Was, wenn eine Umfrage zur Sicherheit in die Hose geht?

Man holt einen Kri­mi­no­logen um zu sagen, dass sich das Volk geirrt hat — Umfragen und Wahlen lassen sich wie­der­holen bis sie „passen“

(von Albrecht Künstle) 

Die Unsi­cherheit nimmt zu in Baden-Würt­temberg, war das Ergebnis einer Umfrage der Tages­zei­tungen im Süd­westen. Nur zehn Prozent haben das Gefühl, die Sicherheit im Ländle habe in den letzten fünf Jahren zuge­nommen. Doppelt so viele ant­wor­teten, die Unsi­cherheit sei in den Dörfern gestiegen, in den Groß­städten waren es 32 Prozent. Auf die Frage, „gibt es in Ihrer Nähe ein Gebiet, durch das sie nachts nicht alleine gehen wollen?“ ant­wor­teten je nach Größe der Dörfer oder Städte 21 bis 46 Prozent mit JA, Frauen noch mehr, aber sogar 28 Prozent der Männer. Nur Hasenfüße? Nein, denn …

46 Prozent haben Angst vor Angriffen und Kör­per­ver­letzung. Woher diese Angst wohl kommt? Bei Dieb­stahl und Sachbeschädigung/Vandalismus sind es 32/30 Prozent. Sexu­eller Beläs­tigung sehen sich 18 Prozent aus­ge­setzt; nach Ver­ge­wal­tigung wurde nicht gefragt. Nur 13 Prozent der Befragten sorgen sich vor nichts der­gleichen – ein gutes Gefühl. Ein solches hatte ich auch, bis mir die Auto­scheibe ein­ge­schlagen wurde und wert­volle Sachen erbeutet wurden.

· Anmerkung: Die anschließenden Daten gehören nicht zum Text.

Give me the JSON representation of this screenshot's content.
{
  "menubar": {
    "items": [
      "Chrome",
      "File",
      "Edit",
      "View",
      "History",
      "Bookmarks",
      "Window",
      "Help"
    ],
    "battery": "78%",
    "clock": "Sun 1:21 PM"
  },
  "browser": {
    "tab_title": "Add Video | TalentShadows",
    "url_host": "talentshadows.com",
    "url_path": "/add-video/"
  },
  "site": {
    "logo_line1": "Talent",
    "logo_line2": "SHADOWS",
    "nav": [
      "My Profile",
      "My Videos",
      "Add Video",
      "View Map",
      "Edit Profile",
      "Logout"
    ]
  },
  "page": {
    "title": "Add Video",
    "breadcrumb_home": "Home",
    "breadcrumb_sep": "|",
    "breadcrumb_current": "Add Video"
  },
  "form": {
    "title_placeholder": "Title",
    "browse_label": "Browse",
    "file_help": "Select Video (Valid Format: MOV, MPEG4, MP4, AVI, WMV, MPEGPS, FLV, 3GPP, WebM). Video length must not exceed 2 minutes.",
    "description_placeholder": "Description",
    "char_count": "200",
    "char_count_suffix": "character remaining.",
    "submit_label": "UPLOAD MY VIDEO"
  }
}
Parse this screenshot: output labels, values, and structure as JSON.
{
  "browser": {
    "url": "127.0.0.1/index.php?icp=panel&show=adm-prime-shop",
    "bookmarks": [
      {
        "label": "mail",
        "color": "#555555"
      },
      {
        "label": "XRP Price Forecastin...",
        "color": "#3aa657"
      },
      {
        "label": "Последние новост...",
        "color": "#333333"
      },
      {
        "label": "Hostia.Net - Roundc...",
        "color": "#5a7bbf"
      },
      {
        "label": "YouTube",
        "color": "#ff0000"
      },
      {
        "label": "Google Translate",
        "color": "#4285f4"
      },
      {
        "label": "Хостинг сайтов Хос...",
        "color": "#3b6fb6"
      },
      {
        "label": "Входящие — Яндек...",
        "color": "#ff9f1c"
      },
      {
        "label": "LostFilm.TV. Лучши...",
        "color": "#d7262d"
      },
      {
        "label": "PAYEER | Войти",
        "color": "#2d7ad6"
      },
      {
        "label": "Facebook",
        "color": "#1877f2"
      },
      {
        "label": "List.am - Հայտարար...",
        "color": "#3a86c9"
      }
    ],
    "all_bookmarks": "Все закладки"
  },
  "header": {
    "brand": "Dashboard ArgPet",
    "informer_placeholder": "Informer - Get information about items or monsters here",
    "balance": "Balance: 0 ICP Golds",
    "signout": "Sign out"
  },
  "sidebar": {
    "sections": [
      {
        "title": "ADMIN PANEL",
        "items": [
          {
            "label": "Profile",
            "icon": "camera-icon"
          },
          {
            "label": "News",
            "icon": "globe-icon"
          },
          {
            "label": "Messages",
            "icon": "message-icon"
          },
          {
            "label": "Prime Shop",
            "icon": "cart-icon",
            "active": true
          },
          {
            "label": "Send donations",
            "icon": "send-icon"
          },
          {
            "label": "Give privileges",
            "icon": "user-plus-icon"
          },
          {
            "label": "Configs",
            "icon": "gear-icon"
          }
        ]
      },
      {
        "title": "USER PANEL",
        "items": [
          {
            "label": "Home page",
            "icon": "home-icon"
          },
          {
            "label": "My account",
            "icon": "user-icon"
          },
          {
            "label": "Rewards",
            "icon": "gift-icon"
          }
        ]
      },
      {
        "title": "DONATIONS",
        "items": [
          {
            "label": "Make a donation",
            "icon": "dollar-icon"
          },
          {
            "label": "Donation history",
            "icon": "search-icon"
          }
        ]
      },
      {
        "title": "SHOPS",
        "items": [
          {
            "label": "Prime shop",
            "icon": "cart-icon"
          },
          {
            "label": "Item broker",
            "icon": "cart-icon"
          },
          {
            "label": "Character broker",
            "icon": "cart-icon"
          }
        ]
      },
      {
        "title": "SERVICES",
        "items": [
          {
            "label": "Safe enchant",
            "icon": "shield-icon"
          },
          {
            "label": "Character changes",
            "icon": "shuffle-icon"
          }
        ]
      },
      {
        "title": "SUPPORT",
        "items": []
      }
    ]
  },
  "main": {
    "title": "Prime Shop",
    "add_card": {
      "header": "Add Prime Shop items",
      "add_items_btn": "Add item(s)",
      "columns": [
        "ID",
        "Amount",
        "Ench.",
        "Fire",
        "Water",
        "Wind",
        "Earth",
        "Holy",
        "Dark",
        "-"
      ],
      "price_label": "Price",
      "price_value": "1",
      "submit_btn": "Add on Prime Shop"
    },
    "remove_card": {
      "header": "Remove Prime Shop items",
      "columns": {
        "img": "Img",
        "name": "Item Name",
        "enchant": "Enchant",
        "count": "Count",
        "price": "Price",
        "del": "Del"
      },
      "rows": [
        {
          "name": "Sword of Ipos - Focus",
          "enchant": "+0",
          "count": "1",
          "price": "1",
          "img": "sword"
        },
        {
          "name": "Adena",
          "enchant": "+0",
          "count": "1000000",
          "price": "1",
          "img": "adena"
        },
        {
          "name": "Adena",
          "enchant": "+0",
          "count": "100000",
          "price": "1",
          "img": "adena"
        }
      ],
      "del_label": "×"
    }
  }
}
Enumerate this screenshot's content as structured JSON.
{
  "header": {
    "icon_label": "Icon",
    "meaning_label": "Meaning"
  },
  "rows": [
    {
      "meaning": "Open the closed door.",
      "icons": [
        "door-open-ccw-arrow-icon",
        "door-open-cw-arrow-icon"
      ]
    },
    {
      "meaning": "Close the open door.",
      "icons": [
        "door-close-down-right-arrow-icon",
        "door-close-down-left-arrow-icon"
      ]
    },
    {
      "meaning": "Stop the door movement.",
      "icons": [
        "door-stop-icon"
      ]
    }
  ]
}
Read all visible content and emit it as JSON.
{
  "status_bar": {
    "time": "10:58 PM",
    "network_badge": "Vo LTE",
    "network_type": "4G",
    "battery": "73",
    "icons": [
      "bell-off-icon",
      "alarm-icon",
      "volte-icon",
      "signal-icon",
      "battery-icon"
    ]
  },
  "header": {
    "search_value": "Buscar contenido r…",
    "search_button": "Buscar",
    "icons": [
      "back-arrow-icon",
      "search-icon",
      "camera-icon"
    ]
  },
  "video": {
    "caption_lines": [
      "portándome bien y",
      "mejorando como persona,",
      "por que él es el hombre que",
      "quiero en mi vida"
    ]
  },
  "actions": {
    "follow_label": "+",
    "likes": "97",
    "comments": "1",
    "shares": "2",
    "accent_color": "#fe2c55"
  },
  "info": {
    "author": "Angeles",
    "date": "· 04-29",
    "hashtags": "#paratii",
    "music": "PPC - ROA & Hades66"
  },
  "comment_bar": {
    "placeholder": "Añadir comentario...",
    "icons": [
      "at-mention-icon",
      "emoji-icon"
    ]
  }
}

Doch 86 Prozent der Befragten „fühlen sich sicher bis sehr sicher“. Was aber im Wid­der­spruch steht zur Frage nach der gewünschten Poli­zei­präsenz. Je nach Größe der Städte und Dörfer wird im Ländle über­wiegend bemängelt, dass nicht genügend Poli­zisten zur Ver­fügung stünden. Die Polizei hat ein gutes Image, nur 18 Prozent meinen, sie habe ein Problem mit Ras­sismus. Eine Grö­ßen­ordnung, die etwa der Hälfte der Grün-Wähler entspricht.

„Nur“ 23 Prozent emp­finden kri­mi­nelle Clan­fa­milien als Problem. Also halb so schlimm? Nicht ganz, weil Baden-Würt­temberg nicht typisch ist für diese Fehl­ent­wicklung. Berlin, Duisburg, Köln, um einige zu nennen, haben da ein grö­ßeres Problem. Außerdem scheint man sich an die Clan­kri­mi­na­lität zu gewöhnen. Und Clans gibt in jeder Lan­des­haupt­stadt – es darf geraten werden, wo diese sitzen (ich meine nicht einsitzen).

Die Ein­schätzung des poli­ti­schen Extre­mismus ist durch­wachsen. Obwohl in den Medien nur die Gefahr des Rechts­extre­mismus berichtet und kom­men­tiert wird, sehen immerhin 18 Prozent im Links­extre­mismus das große Problem. Für 22 Prozent ist es der Rechts­extre­mismus. Die Medien haben es nicht geschafft, den Focus alleine auf den Rechts­extre­mismus zu legen.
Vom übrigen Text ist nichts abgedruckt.